In seguito, sfreccerà via velocissima su una traiettoria che le farà dare l'addio definitivo al Sistema Solare.

Il massimo avvicinamento al nostro pianeta è previsto il 17 gennaio alla distanza di 108 milioni di chilometri. Per tutti gli appassionati e per chi ha ricevuto un telescopio o binocolo sotto l'albero di Natale, vale la pena tentare di osservarla, nuvole permettendo.

Bisogna cercare la cometa a Nord Est, "nei pressi della stella Arturo, la più luminosa della costellazione del Bootes", dice Paolo Volpini dell'Unione Astrofili Italiani (Uai).
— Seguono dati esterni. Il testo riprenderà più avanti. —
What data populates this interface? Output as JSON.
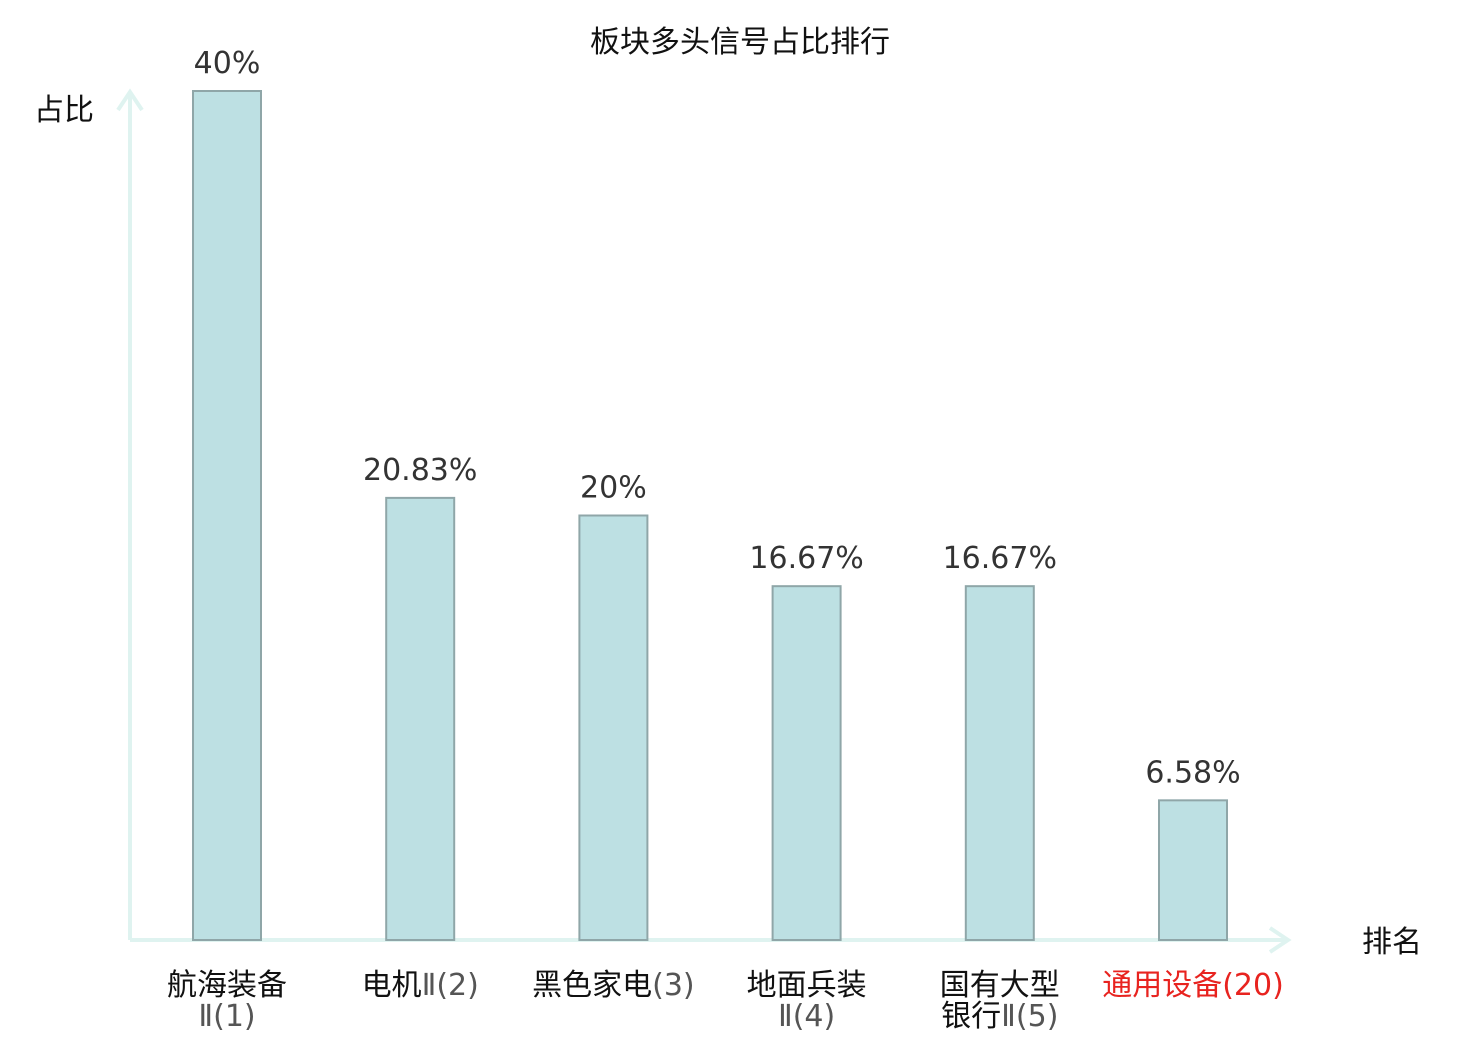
{
  "chart_data": {
    "type": "bar",
    "title": "板块多头信号占比排行",
    "xlabel": "排名",
    "ylabel": "占比",
    "ylim": [
      0,
      40
    ],
    "grid": false,
    "categories": [
      {
        "name_lines": [
          "航海装备"
        ],
        "rank_lines": [
          "Ⅱ(1)"
        ],
        "highlight": false
      },
      {
        "name_lines": [
          "电机"
        ],
        "rank_lines": [
          "Ⅱ(2)"
        ],
        "highlight": false
      },
      {
        "name_lines": [
          "黑色家电"
        ],
        "rank_lines": [
          "(3)"
        ],
        "highlight": false
      },
      {
        "name_lines": [
          "地面兵装"
        ],
        "rank_lines": [
          "Ⅱ(4)"
        ],
        "highlight": false
      },
      {
        "name_lines": [
          "国有大型",
          "银行"
        ],
        "rank_lines": [
          "",
          "Ⅱ(5)"
        ],
        "highlight": false
      },
      {
        "name_lines": [
          "通用设备"
        ],
        "rank_lines": [
          "(20)"
        ],
        "highlight": true
      }
    ],
    "values": [
      40,
      20.83,
      20,
      16.67,
      16.67,
      6.58
    ],
    "value_labels": [
      "40%",
      "20.83%",
      "20%",
      "16.67%",
      "16.67%",
      "6.58%"
    ],
    "colors": {
      "bar_fill": "#bde0e3",
      "bar_stroke": "#8fa6a8",
      "axis": "#dff3f0",
      "highlight": "#e8231f"
    }
  }
}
La cometa, aggiunge Volpini, non apparirà come un punto di luce ma come un batuffolo luminoso, perché la luce della sua chioma è diffusa.
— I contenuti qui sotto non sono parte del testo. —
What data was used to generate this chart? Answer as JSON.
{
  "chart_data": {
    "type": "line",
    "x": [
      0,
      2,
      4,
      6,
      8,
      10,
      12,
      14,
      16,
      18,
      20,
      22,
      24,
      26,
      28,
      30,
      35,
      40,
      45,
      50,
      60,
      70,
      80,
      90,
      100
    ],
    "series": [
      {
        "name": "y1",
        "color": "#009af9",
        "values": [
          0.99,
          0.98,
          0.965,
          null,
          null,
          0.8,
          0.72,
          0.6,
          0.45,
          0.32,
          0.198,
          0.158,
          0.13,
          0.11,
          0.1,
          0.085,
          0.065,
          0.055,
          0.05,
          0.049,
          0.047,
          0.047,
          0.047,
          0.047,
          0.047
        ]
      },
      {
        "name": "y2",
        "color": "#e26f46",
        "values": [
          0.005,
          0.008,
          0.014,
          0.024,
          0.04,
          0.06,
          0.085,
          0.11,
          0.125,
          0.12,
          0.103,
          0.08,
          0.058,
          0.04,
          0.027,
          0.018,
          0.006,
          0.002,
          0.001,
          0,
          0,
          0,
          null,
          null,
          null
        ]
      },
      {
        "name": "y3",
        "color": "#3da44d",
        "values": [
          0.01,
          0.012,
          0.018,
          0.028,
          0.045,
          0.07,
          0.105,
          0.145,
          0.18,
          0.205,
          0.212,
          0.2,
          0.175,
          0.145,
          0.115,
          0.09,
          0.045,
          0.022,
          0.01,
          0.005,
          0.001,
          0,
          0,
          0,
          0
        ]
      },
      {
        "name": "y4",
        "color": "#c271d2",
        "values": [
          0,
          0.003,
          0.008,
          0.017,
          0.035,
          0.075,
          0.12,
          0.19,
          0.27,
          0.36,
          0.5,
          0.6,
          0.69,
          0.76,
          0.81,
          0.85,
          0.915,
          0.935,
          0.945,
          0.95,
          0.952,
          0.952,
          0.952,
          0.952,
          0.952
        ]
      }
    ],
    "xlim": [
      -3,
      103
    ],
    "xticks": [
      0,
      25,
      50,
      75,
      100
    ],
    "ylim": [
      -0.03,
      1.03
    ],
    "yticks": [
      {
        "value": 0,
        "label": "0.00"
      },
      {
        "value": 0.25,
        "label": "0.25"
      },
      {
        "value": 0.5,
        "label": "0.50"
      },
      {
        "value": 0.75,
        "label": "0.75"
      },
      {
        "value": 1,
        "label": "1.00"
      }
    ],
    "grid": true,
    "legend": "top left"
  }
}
Il 17 gennaio, aggiunge Volpini, la cometa sarà visibile vicino alla galassia M101, e a metà mese diventa visibile per tutta la notte, perché transita vicino al Polo Nord Celeste.

Scoperta nel 2013, dal progetto Catalina Sky Survey presso l'università dell'Arizona a Tucson, Catalina arriva probabilmente dalla Nube di Oort e la sua orbita ci dice due cose: che è alla sua prima visita nelle regioni interne del Sistema Solare e che non tornerà più.

Dopo aver 'salutato' la Terra, la cometa si preparerà a dire addio al Sistema Solare e sfreccerà verso le regioni esterne alla velocità di 166.000 chilometri all'ora, ossia quasi tre volte più veloce della sonda New Horizons della Nasa che si è avvicinata al pianeta nano Plutone.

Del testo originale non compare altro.